A: We have followed the advice of the reviewer and have added more explanation about the algorithms used in this study. Line 229-232

 

Minor comments: 

Figure 6 from (a) to (e) all look the same. Please make these pictures clearer.

A: We have modified this figure so the meaning of it can be clearly understood.

 

Please use the official template for this article.

A: We have made sure that our manuscript adjusts to the template of the Journal.
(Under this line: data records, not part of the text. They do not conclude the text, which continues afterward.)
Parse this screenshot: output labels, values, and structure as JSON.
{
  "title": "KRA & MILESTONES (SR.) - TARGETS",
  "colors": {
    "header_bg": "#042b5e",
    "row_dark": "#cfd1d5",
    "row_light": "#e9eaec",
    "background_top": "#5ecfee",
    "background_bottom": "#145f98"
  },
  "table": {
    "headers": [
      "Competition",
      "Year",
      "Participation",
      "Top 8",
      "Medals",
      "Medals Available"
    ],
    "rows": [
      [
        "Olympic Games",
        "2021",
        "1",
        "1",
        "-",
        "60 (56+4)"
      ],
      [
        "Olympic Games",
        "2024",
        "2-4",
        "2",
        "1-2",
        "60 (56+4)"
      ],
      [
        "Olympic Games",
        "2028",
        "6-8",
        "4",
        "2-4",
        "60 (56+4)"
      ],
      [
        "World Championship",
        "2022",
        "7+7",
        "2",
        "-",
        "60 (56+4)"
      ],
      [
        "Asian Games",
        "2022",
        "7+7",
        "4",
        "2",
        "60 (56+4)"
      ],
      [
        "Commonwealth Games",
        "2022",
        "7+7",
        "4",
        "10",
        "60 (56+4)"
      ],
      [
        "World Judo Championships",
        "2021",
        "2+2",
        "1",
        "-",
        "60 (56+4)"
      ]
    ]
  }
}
Author Response File: Author Response.docx

Round 2

Reviewer 2 Report

I appreciate the responses that the authors provided.  However, in my opinion this paper still needs a more compelling scenario, steeper terrains, to warrant publication.  Even better would be inclusion of different scenes.  The responses indicate the authors intend on further study to do this.  I would suggest including the data from this manuscript combined with that from the next study.  This will make it a better paper covering a more acceptable scope for a refereed journal article.

Author Response

I appreciate the responses that the authors provided. However, in my opinion this paper still needs a more compelling scenario, steeper terrains, to warrant publication.  Even better would be inclusion of different scenes.  The responses indicate the authors intend on further study to do this.  I would suggest including the data from this manuscript combined with that from the next study. This will make it a better paper covering a more acceptable scope for a refereed journal article.

 

We agree with the reviewer that the slope we used in our experiment was not steep enough to produce more significant treetop detection differences between the application of two algorithms on TAF and NTAF datasets. However, there was an improvement, especially of 14% when Algorithm 2 was used. In our study, the slope we used had 20 degrees steepness and it cannot be considered as a mild slope. As mentioned above a sharper slope will probably show a clearer difference when using TAF and NTAF but as we point out in our study the algorithm also plays an important role.
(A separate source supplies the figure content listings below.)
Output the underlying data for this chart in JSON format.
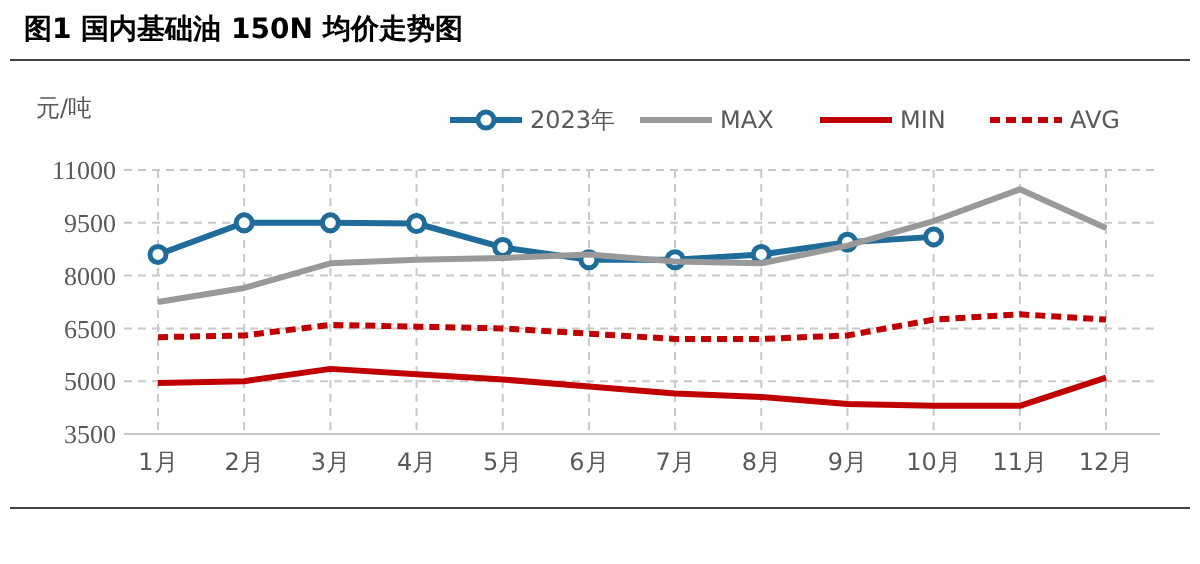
{
  "chart_data": {
    "type": "line",
    "title": "图1 国内基础油 150N 均价走势图",
    "ylabel": "元/吨",
    "categories": [
      "1月",
      "2月",
      "3月",
      "4月",
      "5月",
      "6月",
      "7月",
      "8月",
      "9月",
      "10月",
      "11月",
      "12月"
    ],
    "series": [
      {
        "name": "2023年",
        "color": "#1f6b9a",
        "marker": "circle",
        "values": [
          8600,
          9500,
          9500,
          9480,
          8800,
          8450,
          8450,
          8600,
          8950,
          9100,
          null,
          null
        ]
      },
      {
        "name": "MAX",
        "color": "#999999",
        "values": [
          7250,
          7650,
          8350,
          8450,
          8500,
          8600,
          8400,
          8350,
          8850,
          9550,
          10450,
          9350
        ]
      },
      {
        "name": "MIN",
        "color": "#c00000",
        "values": [
          4950,
          5000,
          5350,
          5200,
          5050,
          4850,
          4650,
          4550,
          4350,
          4300,
          4300,
          5100
        ]
      },
      {
        "name": "AVG",
        "color": "#c00000",
        "line_style": "dashed",
        "values": [
          6250,
          6300,
          6600,
          6550,
          6500,
          6350,
          6200,
          6200,
          6300,
          6750,
          6900,
          6750
        ]
      }
    ],
    "ylim": [
      3500,
      11000
    ],
    "yticks": [
      3500,
      5000,
      6500,
      8000,
      9500,
      11000
    ],
    "grid": true,
    "legend": "top right"
  }
}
The novelty of this study is that we have tested the effect of TAF on UAV forestry application, in particular on treetop detection, which is at present one of the most important issues in forest research. There are few studies who have mentioned this issue [18, 19] but they have only evaluated NTAF datasets. In fact, there is no mention of the slope effect in most of the studies aimed at predicting treetop detection in forests.

Furthermore, as we have shown in the manuscript, even though our objective is treetop detection, the results showed that the image quality of individual tree crown characteristics improved with TAF. These results can be used for the analysis of individual trees conditions such as health, damage, growth and many other physiological aspects of trees that are important to understand the temporal and spatial effect of climate change on forest ecosystems.

 

Thus, we considered that the results of this study represent an initial step for more studies in the improvement of the quality of datasets obtained with UAVs in mountainous areas. As mentioned by the reviewer we could add more and steeper slopes but they will have to be with the same tree species since different tree species and the characteristics of that particular slope will add more complexity to the comparison that has to be properly addressed.
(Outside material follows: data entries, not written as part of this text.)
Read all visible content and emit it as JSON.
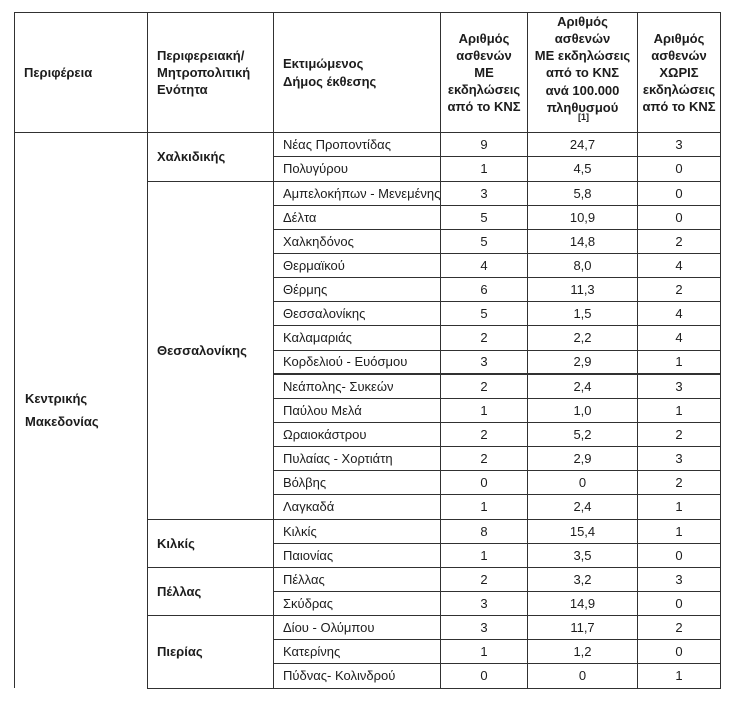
{
  "table": {
    "headers": {
      "region": "Περιφέρεια",
      "unit": "Περιφερειακή/\nΜητροπολιτική\nΕνότητα",
      "municipality": "Εκτιμώμενος\nΔήμος έκθεσης",
      "with_cns": "Αριθμός\nασθενών\nΜΕ\nεκδηλώσεις\nαπό το ΚΝΣ",
      "per_100k": "Αριθμός\nασθενών\nΜΕ εκδηλώσεις\nαπό το ΚΝΣ\nανά 100.000\nπληθυσμού",
      "per_100k_footnote": "[1]",
      "without_cns": "Αριθμός\nασθενών\nΧΩΡΙΣ\nεκδηλώσεις\nαπό το ΚΝΣ"
    },
    "region": "Κεντρικής Μακεδονίας",
    "groups": [
      {
        "unit": "Χαλκιδικής",
        "rows": [
          {
            "municipality": "Νέας Προποντίδας",
            "with_cns": "9",
            "per_100k": "24,7",
            "without_cns": "3"
          },
          {
            "municipality": "Πολυγύρου",
            "with_cns": "1",
            "per_100k": "4,5",
            "without_cns": "0"
          }
        ]
      },
      {
        "unit": "Θεσσαλονίκης",
        "rows": [
          {
            "municipality": "Αμπελοκήπων - Μενεμένης",
            "with_cns": "3",
            "per_100k": "5,8",
            "without_cns": "0"
          },
          {
            "municipality": "Δέλτα",
            "with_cns": "5",
            "per_100k": "10,9",
            "without_cns": "0"
          },
          {
            "municipality": "Χαλκηδόνος",
            "with_cns": "5",
            "per_100k": "14,8",
            "without_cns": "2"
          },
          {
            "municipality": "Θερμαϊκού",
            "with_cns": "4",
            "per_100k": "8,0",
            "without_cns": "4"
          },
          {
            "municipality": "Θέρμης",
            "with_cns": "6",
            "per_100k": "11,3",
            "without_cns": "2"
          },
          {
            "municipality": "Θεσσαλονίκης",
            "with_cns": "5",
            "per_100k": "1,5",
            "without_cns": "4"
          },
          {
            "municipality": "Καλαμαριάς",
            "with_cns": "2",
            "per_100k": "2,2",
            "without_cns": "4"
          },
          {
            "municipality": "Κορδελιού - Ευόσμου",
            "with_cns": "3",
            "per_100k": "2,9",
            "without_cns": "1"
          },
          {
            "municipality": "Νεάπολης- Συκεών",
            "with_cns": "2",
            "per_100k": "2,4",
            "without_cns": "3",
            "thick_top": true
          },
          {
            "municipality": "Παύλου Μελά",
            "with_cns": "1",
            "per_100k": "1,0",
            "without_cns": "1"
          },
          {
            "municipality": "Ωραιοκάστρου",
            "with_cns": "2",
            "per_100k": "5,2",
            "without_cns": "2"
          },
          {
            "municipality": "Πυλαίας - Χορτιάτη",
            "with_cns": "2",
            "per_100k": "2,9",
            "without_cns": "3"
          },
          {
            "municipality": "Βόλβης",
            "with_cns": "0",
            "per_100k": "0",
            "without_cns": "2"
          },
          {
            "municipality": "Λαγκαδά",
            "with_cns": "1",
            "per_100k": "2,4",
            "without_cns": "1"
          }
        ]
      },
      {
        "unit": "Κιλκίς",
        "rows": [
          {
            "municipality": "Κιλκίς",
            "with_cns": "8",
            "per_100k": "15,4",
            "without_cns": "1"
          },
          {
            "municipality": "Παιονίας",
            "with_cns": "1",
            "per_100k": "3,5",
            "without_cns": "0"
          }
        ]
      },
      {
        "unit": "Πέλλας",
        "rows": [
          {
            "municipality": "Πέλλας",
            "with_cns": "2",
            "per_100k": "3,2",
            "without_cns": "3"
          },
          {
            "municipality": "Σκύδρας",
            "with_cns": "3",
            "per_100k": "14,9",
            "without_cns": "0"
          }
        ]
      },
      {
        "unit": "Πιερίας",
        "rows": [
          {
            "municipality": "Δίου - Ολύμπου",
            "with_cns": "3",
            "per_100k": "11,7",
            "without_cns": "2"
          },
          {
            "municipality": "Κατερίνης",
            "with_cns": "1",
            "per_100k": "1,2",
            "without_cns": "0"
          },
          {
            "municipality": "Πύδνας- Κολινδρού",
            "with_cns": "0",
            "per_100k": "0",
            "without_cns": "1"
          }
        ]
      }
    ]
  }
}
However, in our present study, particularly fir forests are found in the range of slopes or milder than the one presented in this study and thus, the results of this study highly contribute to further survey of this area. It appears that the steeper the slope, the larger can be the distortion of the CHM during DPC normalization, since the treetop shifts position towards the upper side of the slope.

The present study is part of a much larger study focused on fir tree health status detection in mountainous areas of Yamagata Prefecture in Japan.

Reviewer 3 Report

Thanks to the authors provided the revised manuscripts. It seems like all of my questions have been answered. Here are some minor issues that can be improved.

1. I think Figure 8 should be better changed from a screenshot figure to a table.

2. Figure 9 should add a scale bar.

Author Response

Thank you very much for you thorough review. 

We have apply your recommendation and change the Figures.